Machine Learning (ML) is the one of the latest IT trends
being touted by companies like AWS and Microsoft – its applications are many,from predicting in which animal species new Coronaviruses may develop to matching shippers and truckers to move freight more efficiently. Now, before you go jumping into your new ML project you have to be realistic – it’s not going to be
applicable for every business problem you have.
Read on for a definition of ML and a few tips to help make sure your
plans / business goals for your ML solution are well researched and make sense.
What is Machine Learning?
ML is an area of artificial
intelligence (AI) that gives systems or services the ability to automatically
learn and improve from experience without being explicitly programmed. Machine
learning focuses on the development of systems that can be presented with data
and can use this data to make inferences.
What are the typical business
problems that ML can solve?
Machine Learning can be used in
many areas where a solution cannot be programmed. Typical business problem
examples are in the areas of Forecasting, Document Analysis, Fraud Detection, Image
detection and Code review.
Here are some detailed use
cases: ML
Customer References
Tips for a successful ML project
1. Realistic Expectations
Not all business problems are well suited to Machine Learning and even if they are, there is no guarantee that you will be able to collect enough data at a high enough quality and at reasonable cost to develop an effective and reliable model. Even with plenty of high- quality data you will likely see challenges with the model algorithm that you select either initially or some time after production.
2. Data Collection / Visualisation Challenges
You will need to spend considerable time on
understanding and collecting data, bear in mind the following:
- Collecting observations and exploring Data Features
- Dealing with various data Structures such as CSV, JSON, Text, Image, Video, Audio
- Categorizing between Structured (i.e. with a Schema) and Unstructured Data
- Importance of distinguishing between labelled and unlabelled data, numerical or categorical features and choice of Supervised, Unsupervised or Reinforcement Learning.
- Understanding the concept of Ground Truth Data and its implications with respect to overall system performance and reliability
- Importance of feature engineering and splitting data into training, validation, testing data sets
3. Model Selection and Training
The importance of visualizing and charting data to look for patterns, corruptions, outliers, imbalances, relationships cannot be over emphasized.
Look at the advantage of using popular
charting tools (AWS Insights, TensorBoard, Tableau) and approaches such as KPI,
Scatter, Bubble, Bar, Table, Column, Line, Pie, Stacked
Understanding the 3 Machine
Learning model types
Supervised Learning –
Using Target Variable for Regression or Classification
Unsupervised Learning – No Target Variable for Clustering and
Dimensionality Reduction
Reinforcement Learning – Using Reward (Positive or Negative) Feedback
for Decisions
A Critical decision for your project will be the choice of a specific algorithm for the chosen model type and familiarity with the associated hyper-parameters.

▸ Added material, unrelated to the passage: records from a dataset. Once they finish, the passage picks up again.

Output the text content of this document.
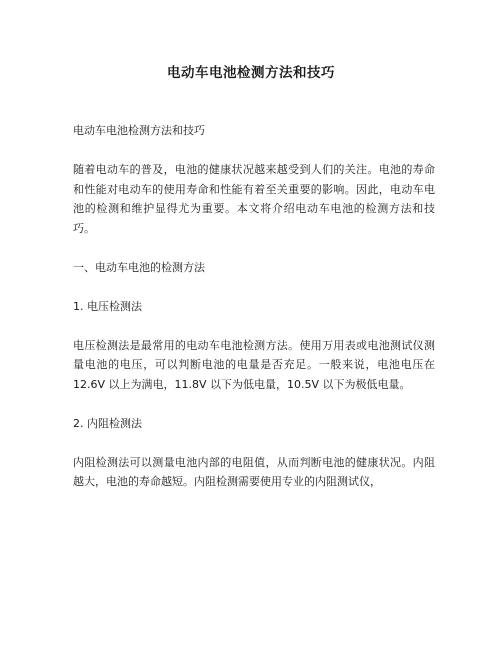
电动车电池检测方法和技巧

电动车电池检测方法和技巧

随着电动车的普及，电池的健康状况越来越受到人们的关注。电池的寿命和性能对电动车的使用寿命和性能有着至关重要的影响。因此，电动车电池的检测和维护显得尤为重要。本文将介绍电动车电池的检测方法和技巧。

一、电动车电池的检测方法

1. 电压检测法

电压检测法是最常用的电动车电池检测方法。使用万用表或电池测试仪测量电池的电压，可以判断电池的电量是否充足。一般来说，电池电压在 12.6V 以上为满电，11.8V 以下为低电量，10.5V 以下为极低电量。

2. 内阻检测法

内阻检测法可以测量电池内部的电阻值，从而判断电池的健康状况。内阻越大，电池的寿命越短。内阻检测需要使用专业的内阻测试仪，
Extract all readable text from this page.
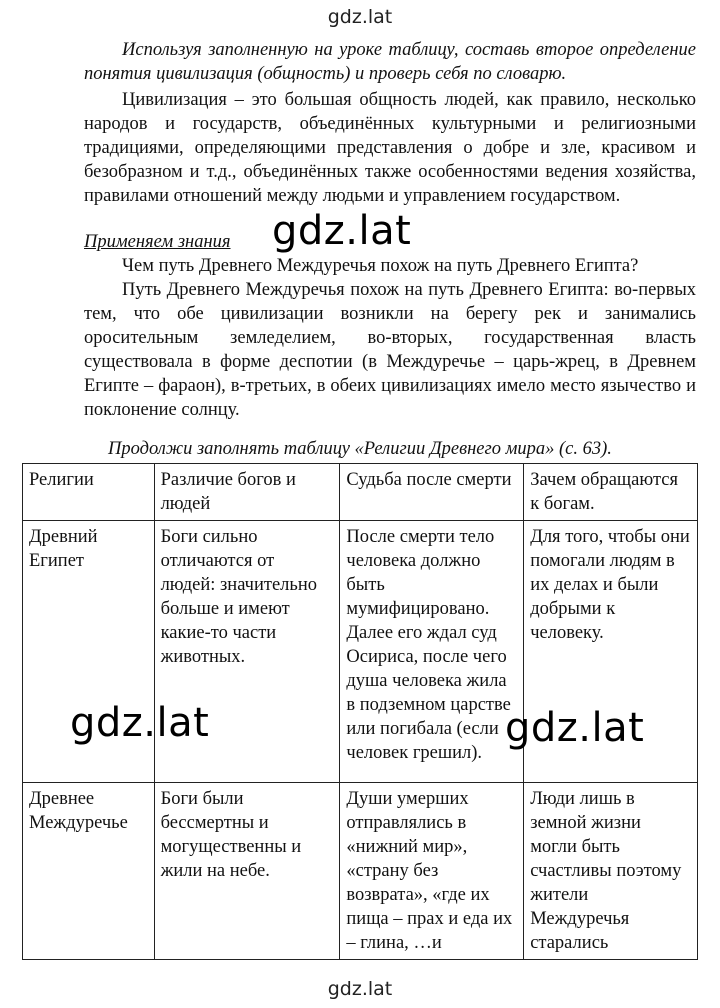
gdz.lat
Используя заполненную на уроке таблицу, составь второе определение понятия цивилизация (общность) и проверь себя по словарю.
Цивилизация – это большая общность людей, как правило, несколько народов и государств, объединённых культурными и религиозными традициями, определяющими представления о добре и зле, красивом и безобразном и т.д., объединённых также особенностями ведения хозяйства, правилами отношений между людьми и управлением государством.
Применяем знания	gdz.lat
Чем путь Древнего Междуречья похож на путь Древнего Египта?
Путь Древнего Междуречья похож на путь Древнего Египта: во-первых тем, что обе цивилизации возникли на берегу рек и занимались оросительным земледелием, во-вторых, государственная власть существовала в форме деспотии (в Междуречье – царь-жрец, в Древнем Египте – фараон), в-третьих, в обеих цивилизациях имело место язычество и поклонение солнцу.
Продолжи заполнять таблицу «Религии Древнего мира» (с. 63).
Религии	Различие богов и людей	Судьба после смерти	Зачем обращаются к богам.

Древний Египет	Боги сильно отличаются от людей: значительно больше и имеют какие-то части животных.	После смерти тело человека должно быть мумифицировано. Далее его ждал суд Осириса, после чего душа человека жила в подземном царстве или погибала (если человек грешил).	Для того, чтобы они помогали людям в их делах и были добрыми к человеку.

Древнее Междуречье	Боги были бессмертны и могущественны и жили на небе.	Души умерших отправлялись в «нижний мир», «страну без возврата», «где их пища – прах и еда их – глина, …и	Люди лишь в земной жизни могли быть счастливы поэтому жители Междуречья старались
gdz.lat	gdz.lat
gdz.lat
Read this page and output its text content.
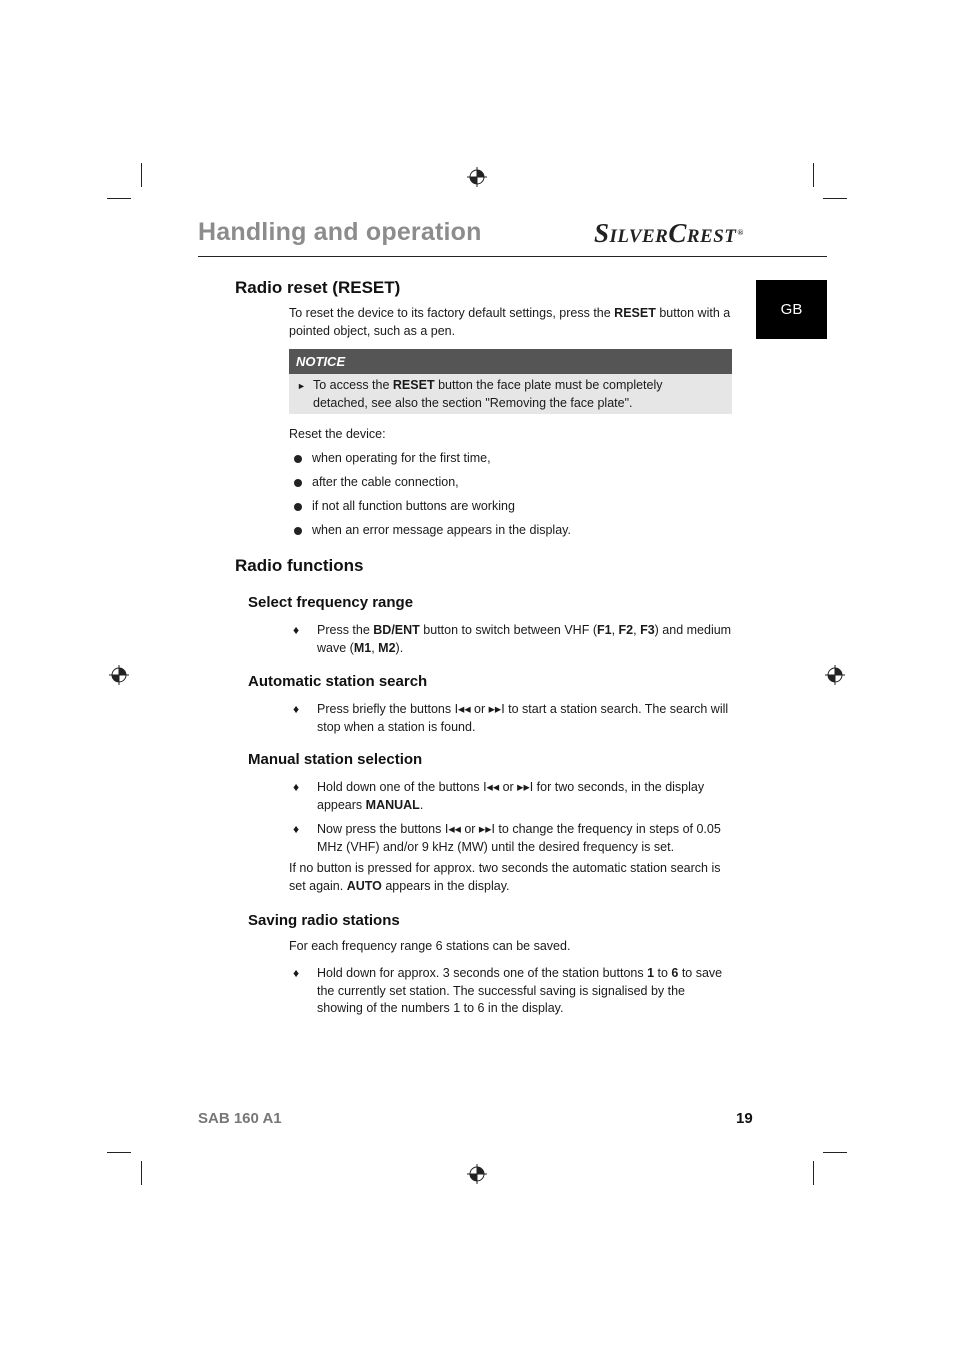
Handling and operation	SILVERCREST®
GB
Radio reset (RESET)

To reset the device to its factory default settings, press the RESET button with a pointed object, such as a pen.

NOTICE
► To access the RESET button the face plate must be completely detached, see also the section "Removing the face plate".

Reset the device:

when operating for the first time,
after the cable connection,
if not all function buttons are working
when an error message appears in the display.
Radio functions
Select frequency range
♦	Press the BD/ENT button to switch between VHF (F1, F2, F3) and medium wave (M1, M2).
Automatic station search
♦	Press briefly the buttons I◂◂ or ▸▸I to start a station search. The search will stop when a station is found.
Manual station selection
♦	Hold down one of the buttons I◂◂ or ▸▸I for two seconds, in the display appears MANUAL.
♦	Now press the buttons I◂◂ or ▸▸I to change the frequency in steps of 0.05 MHz (VHF) and/or 9 kHz (MW) until the desired frequency is set.

If no button is pressed for approx. two seconds the automatic station search is set again. AUTO appears in the display.

Saving radio stations

For each frequency range 6 stations can be saved.

♦	Hold down for approx. 3 seconds one of the station buttons 1 to 6 to save the currently set station. The successful saving is signalised by the showing of the numbers 1 to 6 in the display.
SAB 160 A1	19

Finally consider management of training jobs, resource levels and model deployment
4. Data and Environment Security
Your ML system needs to be as
secure as any production environment – remember you are dealing with large
amounts of data – make sure the environment is set up by an Infrastructure
Specialist prior to deployment to team. Your secure ML environment should
cover:
- Creation of Model Endpoints and Endpoint Hosting
- Endpoint Scaling and Resilience
- Continuous Monitoring of models for drift
- Production Model Debugging
- In-Transit and At Rest Encryption Options
- Data Protection using Network Isolation
5. ML Pipeline Automation
Its Important to build a Continuous integration and continuous delivery service for ML
and consider the entire ML workflow and at scale.

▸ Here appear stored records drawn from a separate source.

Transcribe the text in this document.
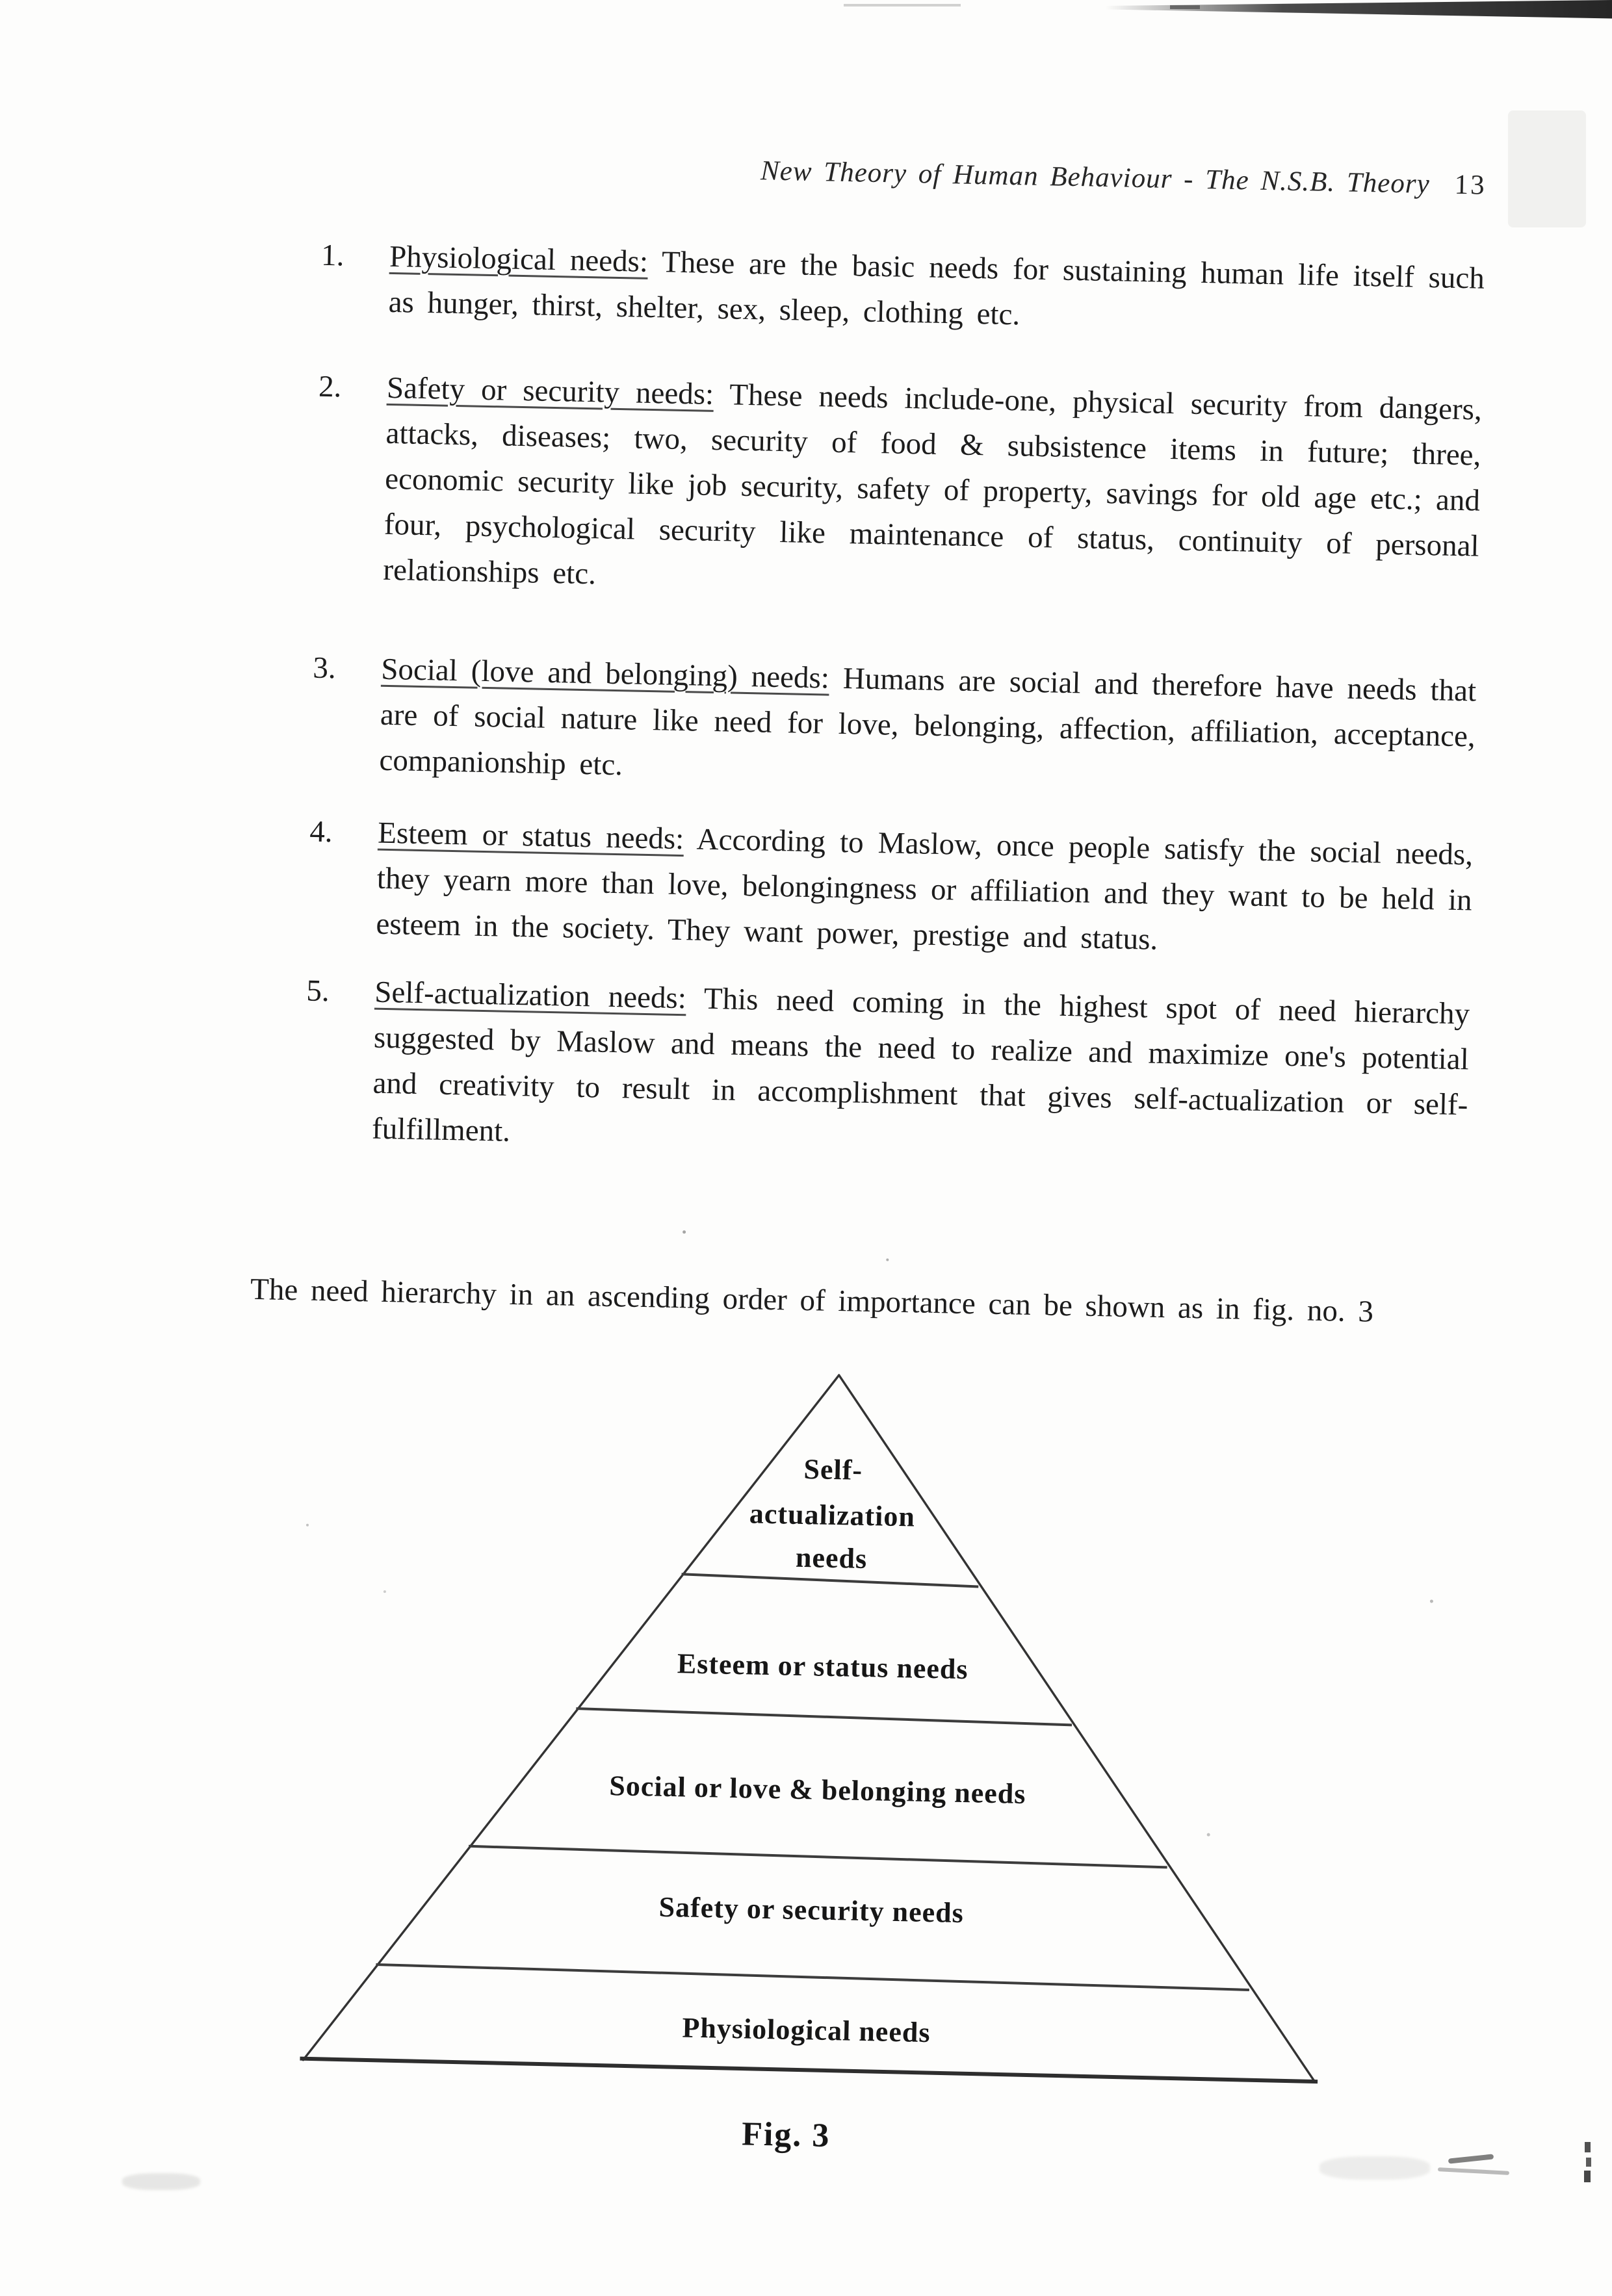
New Theory of Human Behaviour - The N.S.B. Theory 13
1. Physiological needs: These are the basic needs for sustaining human life itself such as hunger, thirst, shelter, sex, sleep, clothing etc.
2. Safety or security needs: These needs include-one, physical security from dangers, attacks, diseases; two, security of food & subsistence items in future; three, economic security like job security, safety of property, savings for old age etc.; and four, psychological security like maintenance of status, continuity of personal relationships etc.
3. Social (love and belonging) needs: Humans are social and therefore have needs that are of social nature like need for love, belonging, affection, affiliation, acceptance, companionship etc.
4. Esteem or status needs: According to Maslow, once people satisfy the social needs, they yearn more than love, belongingness or affiliation and they want to be held in esteem in the society. They want power, prestige and status.
5. Self-actualization needs: This need coming in the highest spot of need hierarchy suggested by Maslow and means the need to realize and maximize one's potential and creativity to result in accomplishment that gives self-actualization or self-fulfillment.
The need hierarchy in an ascending order of importance can be shown as in fig. no. 3
Self-
actualization
needs
Esteem or status needs
Social or love & belonging needs
Safety or security needs
Physiological needs
Fig. 3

Consider using tools such as AWS Step Functions to design and implement ML workflows and incorporate tracking using Amazon SageMaker ML Lineage Tracking.
6. ML Service Selection
Using Machine Learning Built-in Services can help you accelerate your ML
journey. AWS has been named a leader in the Gartner’s Cloud AI Developer
services Magic Quadrant. Services include:
- Amazon Rekognition – Image and Video analysis
- AWS Comprehend – A natural language processing (NLP) service used to find insights and relationships in text
- AWS Lex – For building voice and text conversations interfaces for Applications
- AWS Polly – Turns text into lifelike speech
- Amazon Transcribe – Converts audio to text
- Amazon Textract – Understands and extracts printed text, handwriting and table data from scanned documents
- Amazon Translate – Provides language translation for text
- Amazon Forecast – Provides forecasts from time series data
- Amazon Kendra – Intelligent Search Service for websites and applications
- Amazon Fraud Detector – Used to identify potentially fraudulent activity
- Amazon Code Guru – Provides intelligent recommendations to improve your code quality
Additional ML services that work in conjunction with AWS can be purchased through the AWS Marketplace.
7. Cost Control
Costs can easily spiral out of control with large amounts of data so make sure costs are reviewed and budget alerts set up for your Environment.
This article should give you a good idea of how you need to prepare for your ML Journey. Good Luck with you project.